I know I haven’t posted much. But here is a start. Hubby and I have been trying to start a family for about 8 months with no avail. I was diagnosed with Polycystic Ovarian Syndrome, PCOS for short, two years ago. So we were aware that I might have trouble conceiving. It was an emotional 3 months when I first came off the pill. Lots of crying, lots of grumpiness and lots of blah.
We have started seeing a fertility specialist and he is quite confident that I will be pregnant this year. This is great news. I’ve pretty much nearly stopped looking at Facebook, because I have quite a few friends who have a family and their kids are growing up so fast, then I look at myself and think why don’t I have a family? Why can’t I be pregnant? Why am I broken? My heart sinks when I see little babies and toddlers… Because I keep wishing that I had one or two of my own.
When I was first diagnosed with PCOS my doctor was sure that I had what is referred to as fat person PCOS. This was when I learnt that there were two types, if you are obese you can get PCOS which is reversible and the other is having PCOS and it makes you obese due to one of the symptoms which is pre-diabetes.
Are a few tests and having lost about 15kgs in the last year, it would seem that I have PCOS for good. And thinking about my period cycles when I was growing up and going through puberty it all makes sense. I never use to be obese. I was average until about 15-16 when I had my growth spurt. I got my period the year I started year 7, I was about 10 turning 11 that year. The years leading up to my growth spurt my periods were never regular. Ever. When I hit my growth spurt, I just ballooned and put in weight and to put it bluntly… I got fat. Right here ladies and gentlemen is PCOS at its best.

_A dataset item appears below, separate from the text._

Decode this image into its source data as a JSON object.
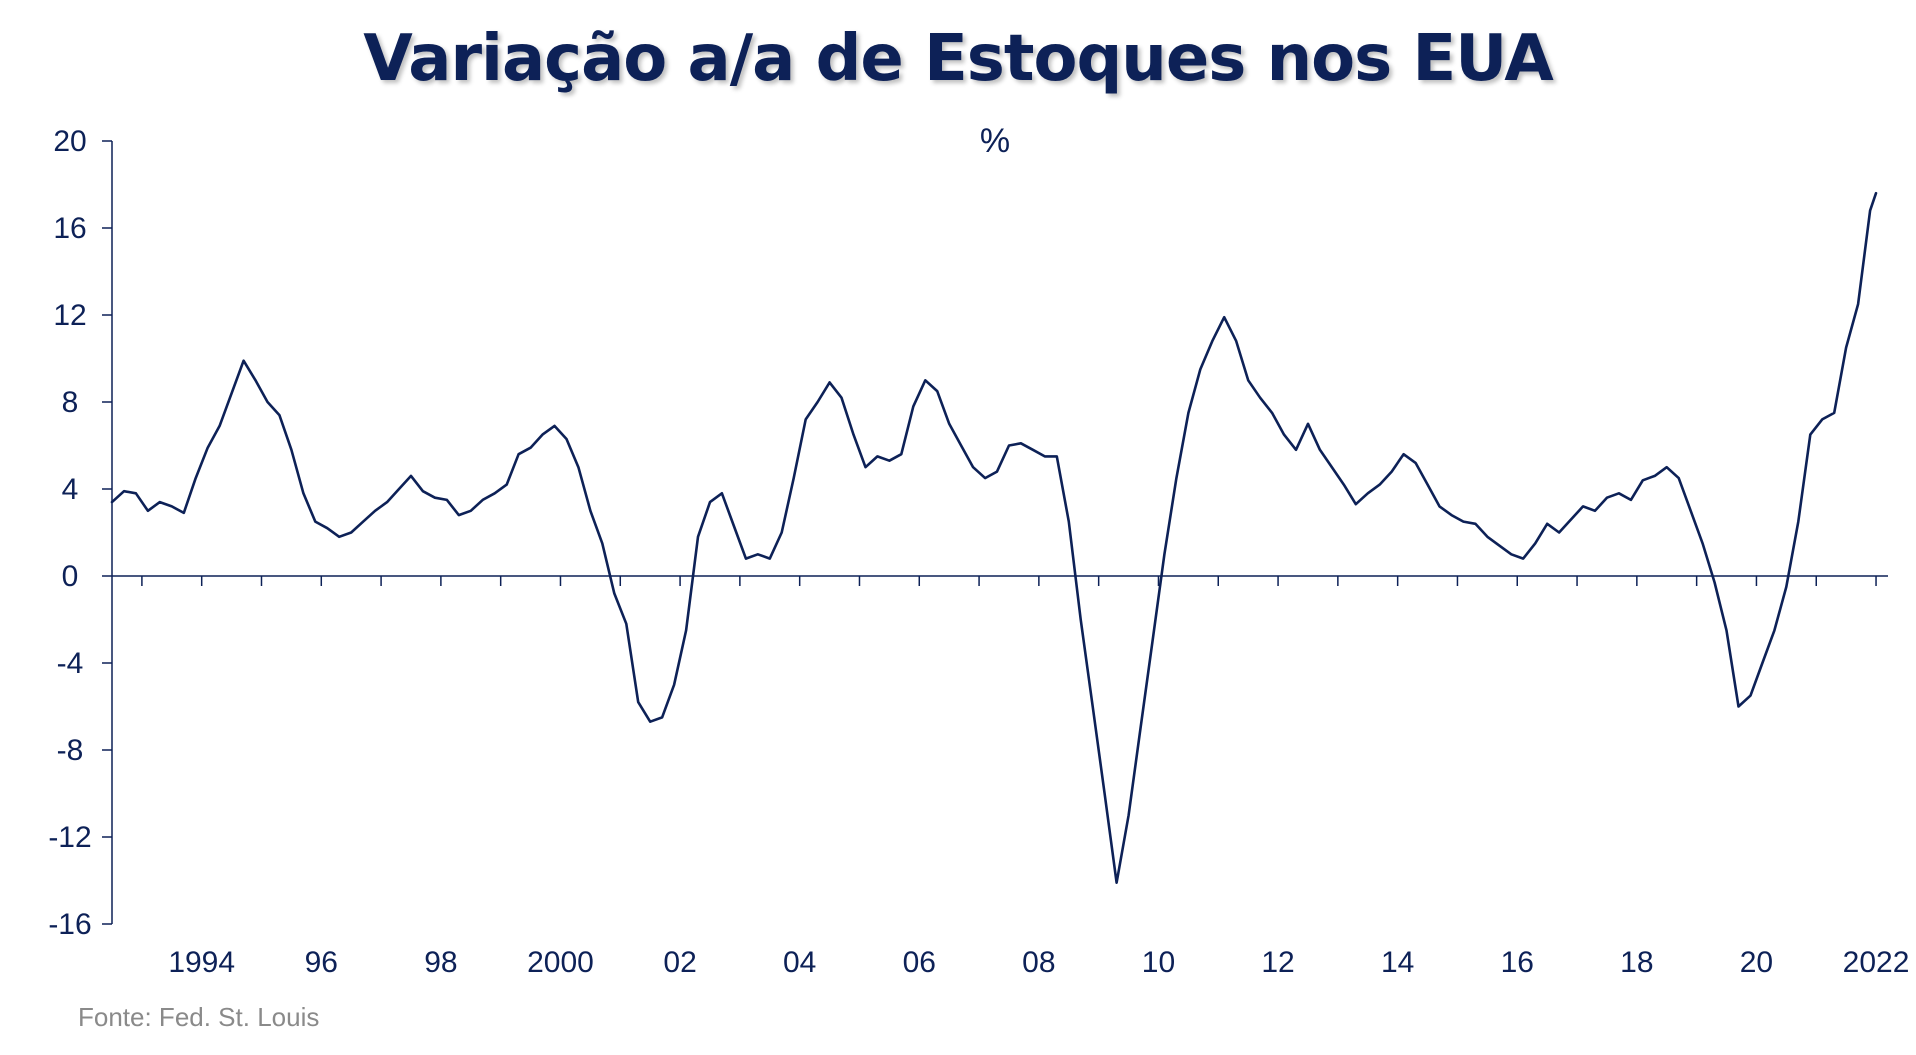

So I have lost 15% of my original weight and still PCOS lingers, so it’s safe to say that I am stuck with it. Over the past month both hubby and I have had tests done. Blood test, hubby had to do an andrology test and I had a painful ultrasound done. Tomorrow is the day we go back to see the fertility specialist to get the results and take the next step.
As I sit here on the floor behind the door in the female toilets at work… Tear streaking down my face, I feel so alone, though I know that there must be millions of females just like me. I feel like I have no one to really talk about all this. And feeling like such a girl hiding in the bathroom crying, and that makes me want to cry even more.
Time to pull up my big girl socks. Wash my face. And put some Queen on so I can face the world.